A Pattern Language by Christopher Alexander, Sara Ishikawa and Murray Silverstein with Max Jacobsen, Ingrid Fiksdahl-King and Shlomo Angel is a fat book of architectural recipes published in 1977. It’s been sitting on my desk for the last couple of months and I've been dipping into it occasionally.
The book is arranged as a numbered and cross-referenced collection of design patterns. Each attempts to offer a general prescription for a specific design problem or architectural situation, and is then cross-linked (by name and number) to other related patterns.
I've been interested in A Pattern Language because of how it was adopted as a design manual by Bay Area computer programmers 10 years after it was published. The modular, collective and networked structure of the book makes a lot of sense in the context of object-oriented computer programming and code libraries. Still, I'm sure what interested me more than anything else was the transposition of one body of specialised knowledge into another field. We learn just by moving things from here to there.

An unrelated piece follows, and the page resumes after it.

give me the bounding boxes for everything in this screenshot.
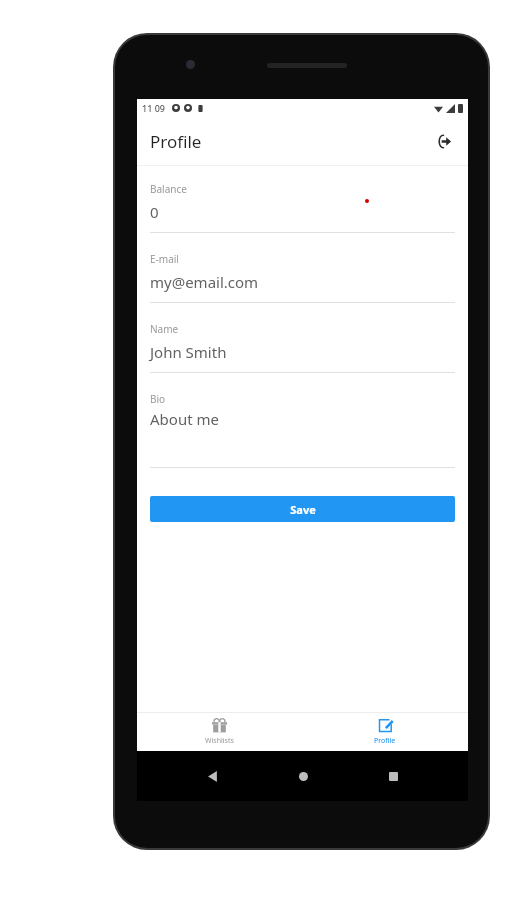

I originally had it out to share with my 14-year-old daughter in our regular ‘computer programming with dad’ classes that we’ve been convening twice weekly over an extended lockdown period in New York this spring. Of course, I learned something about the book in order to talk to her about it. Perusing the open book on my desk just now it reminds me that the best education is the one that we assemble bit by bit, just by getting on with other things.